I'm a little unclear on a few points of your question.

Are you asking this because you want to use pysnirf or because you want to develop it?

sstucker commented 7 months ago

In many cases, the evaluation of a node requires knowledge of the SNIRF structure itself. I know this is not the answer you want as it is not future proof, but this is sort of how SNIRF works at the ground floor as it is based on HDF5, where everything is a key-value pair.

You can iterate through indexed groups.

you can identify indexed groups next in the tree by their names (SNIRF has a relatively limited amount of indexed groups you can expect to find at each branch of the tree)

you could also check if the instances are 'IndexedGroup'?

sstucker commented 7 months ago

I think the feature you want (list all keys of all elements of the SNIRF file as a tree) doesn't really exist. I think I can see why you would want this.

Note though that the recursion depth is kind of limited. It's the same tree for each 'nirs' group.

I think using the private bookkeeping collections you noticed like '_snirfnames' to do something like this would work. Maybe we can work out a feature. What exactly are you trying to do?

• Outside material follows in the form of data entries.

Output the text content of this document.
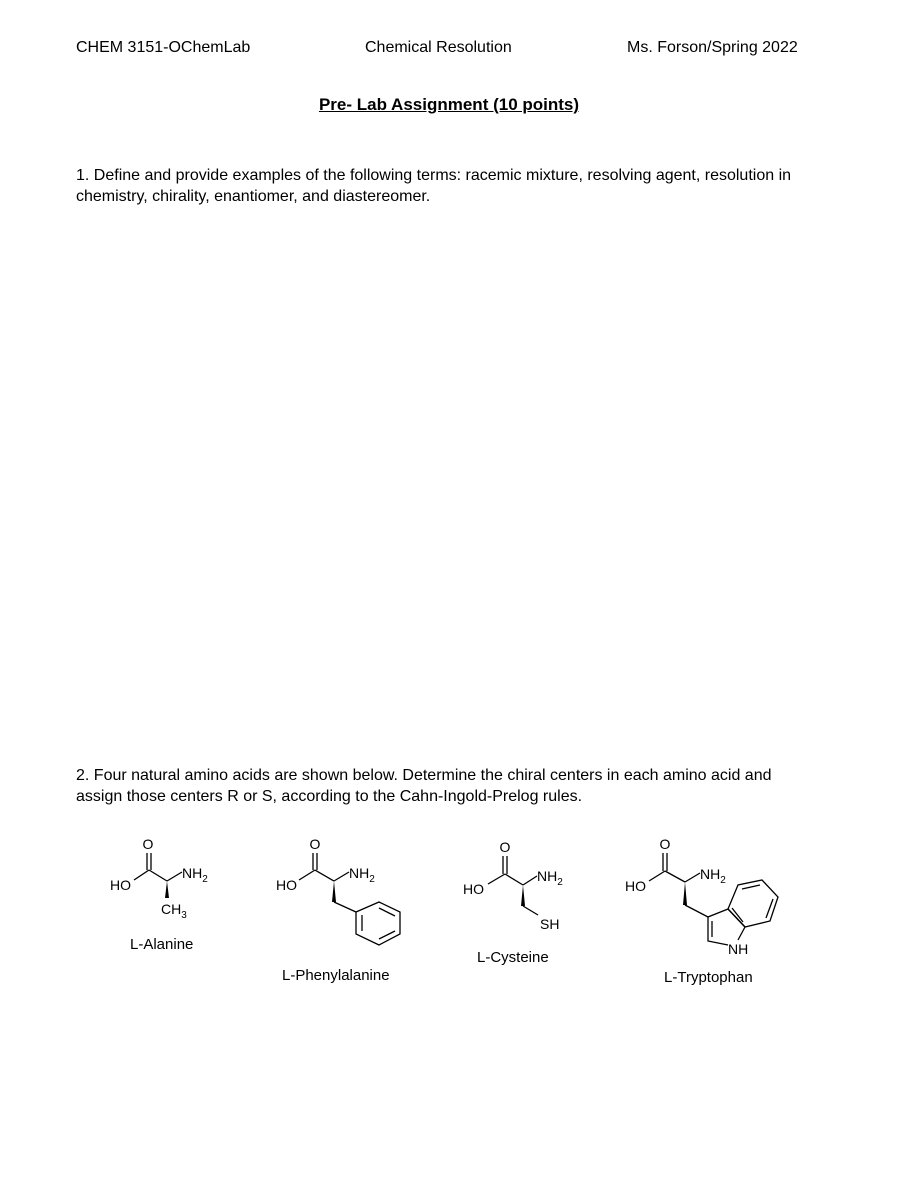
CHEM 3151-OChemLab	Chemical Resolution	Ms. Forson/Spring 2022
Pre- Lab Assignment (10 points)
1. Define and provide examples of the following terms: racemic mixture, resolving agent, resolution in chemistry, chirality, enantiomer, and diastereomer.
2. Four natural amino acids are shown below. Determine the chiral centers in each amino acid and assign those centers R or S, according to the Cahn-Ingold-Prelog rules.
O
HO
$NH_2$
$CH_3$
L-Alanine
O
HO
$NH_2$
L-Phenylalanine
O
HO
$NH_2$
SH
L-Cysteine
O
HO
$NH_2$
NH
L-Tryptophan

zEdS15B3GCwq commented 7 months ago

Thanks for the feedback.

I'll take a step back by explaining what I'd like to do. I'm using Shimadzu LabNIRS, the output file of which isn't really well supported by most analytic tools. There are ways to import it into Homer etc. but that requires a few more steps and tools than I prefer. I've written a script to convert the data files to SNIRF, but that SNIRF data still has to be modified in some ways (e.g. adding probe 2D and/or 3D locations). I decided that having a GUI to inspect/edit file contents would be beneficial. My idea was that I'd write that GUI to be SNIRF structure-agnostic, i.e. simply display the tree of content in the file and rely on pysnirf to take care of validation. It would be a waste of time to add the file model to my code when it already exists and cared for by others.

Now comes the part where I'm usually told - hey, this tool already exists, don't waste your time! If that's so, I'll scratch my head and move on to another task happily. Perhaps I should've started with asking about this in the first place... And no, I don't want to convert it somehow & import it into a tool like Homer3 - I need this tool to make the conversion process better. And perhaps there are others who want a simple way of exploring SNIRF file contents.

Back to my original question, I think you understood what I meant perfectly. I want to walk the tree without knowledge of the SNIRF specification. It would be helpful if the nodes had a method that returned their children in an iterator or a dict. As long as there's a way to know which child is an indexed group (e.g. it's necessary to iterate it as well) and which is just an attribute (leaf), any approach is fine.

sstucker commented 7 months ago

The tool you're looking for might actually just be h5py directly, which this package uses under the hood. It doesn't assume anything SNIRF-related, it can be used to just recursively give you the list of keys in each Group. These keys can lead to either Groups or Datasets (HDF calls it this; what you call a leaf)

pysnirf2 goes to great lengths to hide this HDF5-like browsing from the user and instead wrap the SNIRF-specified Datasets in Python. This emulates the experience a lot of SNIRF users have opening up the files in MATLAB.

The feature you're looking for would be useful, I just didn't built it.

Let me know if this continues to come up and we can get serious about adding such a thing to this package.